I am trying to find the loud 12 gauge blanks to use for simulating hunting situations with wingers.

I have used the Fiochi poppers but these are not very loud compaared to ones used at many of the hunt test's.

What brand would y'all recommend? Which discount store?


----------



## bsandersortho (Oct 12, 2008)

The Fiocchi's I tried before were the primed hulls.... not the true blanks.

Should I be considering the Fiocchi 12 gauge blanks or the Day's End Pro-Pop or is something else loluder for a 12 gauge.


----------



## subroc (Jan 3, 2003)

If you mean field trial poppers, one of the sponsers of this site, Dog's Afield sells them. You can link to them right from this page.


----------



## Golddogs (Feb 3, 2004)

bsandersortho said:


> I am trying to find the loud 12 gauge blanks to use for simulating hunting situations with wingers.
> 
> I have used the Fiochi poppers but these are not very loud compaared to ones used at many of the hunt test's.
> 
> What brand would y'all recommend? Which discount store?


www.uniqueshotshells.com Best price and very loud.


----------



## djansma (Aug 26, 2004)

the Fiocchi's Trial blanks are the loudest I have used and the flame out the barrel of the gun help for the late evening marks for the dog 
they work great for me

David Jansma


----------



## John Lash (Sep 19, 2006)

Fiocchi blanks are almost too loud...We use about all the brands.
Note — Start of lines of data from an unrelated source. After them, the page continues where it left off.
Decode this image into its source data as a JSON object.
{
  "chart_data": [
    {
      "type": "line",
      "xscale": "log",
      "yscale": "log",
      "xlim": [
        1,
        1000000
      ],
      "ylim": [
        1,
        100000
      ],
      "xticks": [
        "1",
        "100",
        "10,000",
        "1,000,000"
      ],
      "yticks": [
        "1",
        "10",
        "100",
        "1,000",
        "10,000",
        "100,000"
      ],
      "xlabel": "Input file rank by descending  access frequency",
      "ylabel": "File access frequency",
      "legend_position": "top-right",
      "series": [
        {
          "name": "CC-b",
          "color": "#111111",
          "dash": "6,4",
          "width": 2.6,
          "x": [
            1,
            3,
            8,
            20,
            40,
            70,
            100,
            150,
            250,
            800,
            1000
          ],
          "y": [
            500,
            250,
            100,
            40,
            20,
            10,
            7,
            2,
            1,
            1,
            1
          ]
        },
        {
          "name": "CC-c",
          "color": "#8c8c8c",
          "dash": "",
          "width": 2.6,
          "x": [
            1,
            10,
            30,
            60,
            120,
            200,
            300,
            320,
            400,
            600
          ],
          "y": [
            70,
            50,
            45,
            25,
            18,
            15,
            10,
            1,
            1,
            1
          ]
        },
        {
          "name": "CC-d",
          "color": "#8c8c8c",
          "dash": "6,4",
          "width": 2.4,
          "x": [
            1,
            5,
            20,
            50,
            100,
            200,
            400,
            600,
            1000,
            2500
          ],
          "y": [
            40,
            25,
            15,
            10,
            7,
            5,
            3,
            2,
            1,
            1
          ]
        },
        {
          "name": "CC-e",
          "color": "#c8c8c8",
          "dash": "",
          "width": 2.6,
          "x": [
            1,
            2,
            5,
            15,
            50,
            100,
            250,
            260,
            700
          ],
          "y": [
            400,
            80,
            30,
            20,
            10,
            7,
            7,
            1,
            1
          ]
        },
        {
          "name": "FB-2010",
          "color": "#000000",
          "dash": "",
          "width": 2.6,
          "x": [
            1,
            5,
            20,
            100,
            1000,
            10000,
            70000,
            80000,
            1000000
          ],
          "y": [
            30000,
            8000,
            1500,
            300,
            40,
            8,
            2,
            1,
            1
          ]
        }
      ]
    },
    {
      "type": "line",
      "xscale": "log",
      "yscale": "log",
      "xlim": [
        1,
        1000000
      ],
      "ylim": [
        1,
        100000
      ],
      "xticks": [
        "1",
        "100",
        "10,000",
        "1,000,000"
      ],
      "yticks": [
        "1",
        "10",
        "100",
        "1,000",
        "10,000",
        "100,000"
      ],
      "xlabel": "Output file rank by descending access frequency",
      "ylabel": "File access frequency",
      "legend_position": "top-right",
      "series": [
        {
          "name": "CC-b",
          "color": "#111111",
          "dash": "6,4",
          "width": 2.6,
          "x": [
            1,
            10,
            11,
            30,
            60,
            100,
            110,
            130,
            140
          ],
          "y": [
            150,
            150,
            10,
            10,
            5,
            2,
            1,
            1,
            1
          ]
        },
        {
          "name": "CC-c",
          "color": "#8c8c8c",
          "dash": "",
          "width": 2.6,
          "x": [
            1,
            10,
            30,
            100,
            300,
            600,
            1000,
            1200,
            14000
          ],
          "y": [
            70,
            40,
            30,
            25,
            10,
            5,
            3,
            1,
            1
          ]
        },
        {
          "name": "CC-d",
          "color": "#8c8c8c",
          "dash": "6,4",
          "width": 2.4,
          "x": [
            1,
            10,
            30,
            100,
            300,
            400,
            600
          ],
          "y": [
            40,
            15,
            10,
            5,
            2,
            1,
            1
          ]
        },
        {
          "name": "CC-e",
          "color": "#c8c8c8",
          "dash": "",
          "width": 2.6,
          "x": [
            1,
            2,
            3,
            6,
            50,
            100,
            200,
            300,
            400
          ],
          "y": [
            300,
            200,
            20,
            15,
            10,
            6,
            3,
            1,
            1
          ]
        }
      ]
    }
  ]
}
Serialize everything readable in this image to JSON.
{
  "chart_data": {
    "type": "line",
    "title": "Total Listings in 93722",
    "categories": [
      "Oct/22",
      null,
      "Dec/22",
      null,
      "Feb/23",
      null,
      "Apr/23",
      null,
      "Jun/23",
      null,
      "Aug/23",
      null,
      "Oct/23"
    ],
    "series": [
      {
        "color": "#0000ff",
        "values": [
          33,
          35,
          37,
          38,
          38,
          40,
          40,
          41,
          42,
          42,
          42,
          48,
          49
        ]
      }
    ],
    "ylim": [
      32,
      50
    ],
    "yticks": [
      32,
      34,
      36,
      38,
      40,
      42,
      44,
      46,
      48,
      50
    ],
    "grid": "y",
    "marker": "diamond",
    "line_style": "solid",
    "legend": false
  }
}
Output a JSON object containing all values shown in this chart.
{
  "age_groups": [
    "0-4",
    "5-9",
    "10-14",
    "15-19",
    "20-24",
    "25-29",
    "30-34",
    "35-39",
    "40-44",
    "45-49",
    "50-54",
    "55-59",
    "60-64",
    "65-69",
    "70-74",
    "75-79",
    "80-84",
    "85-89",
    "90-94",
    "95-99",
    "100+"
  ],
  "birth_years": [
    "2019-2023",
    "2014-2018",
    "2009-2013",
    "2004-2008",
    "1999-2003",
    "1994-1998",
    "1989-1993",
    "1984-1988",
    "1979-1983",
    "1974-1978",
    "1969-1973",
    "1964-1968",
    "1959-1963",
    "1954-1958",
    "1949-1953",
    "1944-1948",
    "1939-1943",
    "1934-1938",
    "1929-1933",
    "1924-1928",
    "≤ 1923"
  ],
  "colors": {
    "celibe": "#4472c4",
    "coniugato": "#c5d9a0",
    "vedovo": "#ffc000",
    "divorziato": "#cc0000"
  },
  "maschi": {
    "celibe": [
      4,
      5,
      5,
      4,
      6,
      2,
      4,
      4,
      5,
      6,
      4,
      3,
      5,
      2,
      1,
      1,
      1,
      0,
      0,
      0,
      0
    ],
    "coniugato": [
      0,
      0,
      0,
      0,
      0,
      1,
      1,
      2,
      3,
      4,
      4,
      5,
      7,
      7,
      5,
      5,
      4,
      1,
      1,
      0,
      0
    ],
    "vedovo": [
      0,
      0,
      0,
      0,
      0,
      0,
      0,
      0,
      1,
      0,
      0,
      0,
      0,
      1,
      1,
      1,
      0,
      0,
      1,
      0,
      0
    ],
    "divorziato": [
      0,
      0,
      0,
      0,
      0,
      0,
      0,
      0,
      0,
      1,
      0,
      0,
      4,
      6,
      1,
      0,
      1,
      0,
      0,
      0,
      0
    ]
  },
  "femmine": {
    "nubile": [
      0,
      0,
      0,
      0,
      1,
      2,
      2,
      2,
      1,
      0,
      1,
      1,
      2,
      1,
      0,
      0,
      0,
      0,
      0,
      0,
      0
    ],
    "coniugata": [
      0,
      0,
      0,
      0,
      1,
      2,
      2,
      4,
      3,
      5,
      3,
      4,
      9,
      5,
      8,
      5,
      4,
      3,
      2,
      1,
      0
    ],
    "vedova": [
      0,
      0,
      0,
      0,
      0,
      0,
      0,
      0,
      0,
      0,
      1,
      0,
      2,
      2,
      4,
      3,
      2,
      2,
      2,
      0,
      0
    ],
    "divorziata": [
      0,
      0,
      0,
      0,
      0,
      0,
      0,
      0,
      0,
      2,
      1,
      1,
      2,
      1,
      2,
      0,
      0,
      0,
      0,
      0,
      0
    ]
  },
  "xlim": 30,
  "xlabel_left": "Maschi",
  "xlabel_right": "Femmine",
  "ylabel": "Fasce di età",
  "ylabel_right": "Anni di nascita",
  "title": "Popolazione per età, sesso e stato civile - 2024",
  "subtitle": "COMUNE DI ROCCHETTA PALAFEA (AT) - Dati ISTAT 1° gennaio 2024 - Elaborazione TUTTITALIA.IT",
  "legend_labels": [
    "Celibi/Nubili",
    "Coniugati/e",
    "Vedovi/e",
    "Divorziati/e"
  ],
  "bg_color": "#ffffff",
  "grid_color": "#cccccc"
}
All the other brands I've tried are all similar, in performance and price,except the Winchesters lately. 

The Dog's Afield blanks have/had a video or picture demonstrating that theirs are the safest since they have no projectile at all.

John Lash


----------



## Joel Thorstad (Nov 10, 2007)

I'll 2nd Unique shotshells, absolutely the best quality and price.


----------



## Sabireley (Feb 2, 2005)

We use Unique also.


----------



## wilddog (Dec 25, 2008)

I have tested all brands of poppers in The Winger Mate and found that for the money the Days End pro poppers were the loudest at 300 yards ,400 yards.There is a video on www.doubleshotretrieverproducts.com that shows a propopper being fired at 300 yards with vary windy conditions.
John


----------



## Bobcanoes (Jul 31, 2008)

Unique Shot Shells are used at most Hunt Test and Field trial that I have been to. They cost $1-2 per box cheaper than any others.

http://www.uniqueshotshells.com/


----------



## webfootkennel of IL (Sep 22, 2005)

Do the Unique shells have anything that actually comes out of the barrel?

We tried a case of the days end poppers and had little specs of stuff everywhere, in the dogs eyes the handlers eyes glad to get to the end of that case. Guns needed to be cleaned alot to keep them working
Went back to Fiocchi primers, not as loud but alot cleaner


----------



## Golddogs (Feb 3, 2004)

webfootkennel of IL said:


> Do the Unique shells have anything that actually comes out of the barrel?
> 
> We tried a case of the days end poppers and had little specs of stuff everywhere, in the dogs eyes the handlers eyes glad to get to the end of that case. Guns needed to be cleaned alot to keep them working
> Went back to Fiocchi primers, not as loud but alot cleaner


We use Unique exclusivly. They have a ground corn cob filler and use a paper disc over the powder. Very little if any blowback and bio-degradable. I highly reccomend them and they run about $6.00 -$7.00 a box.


----------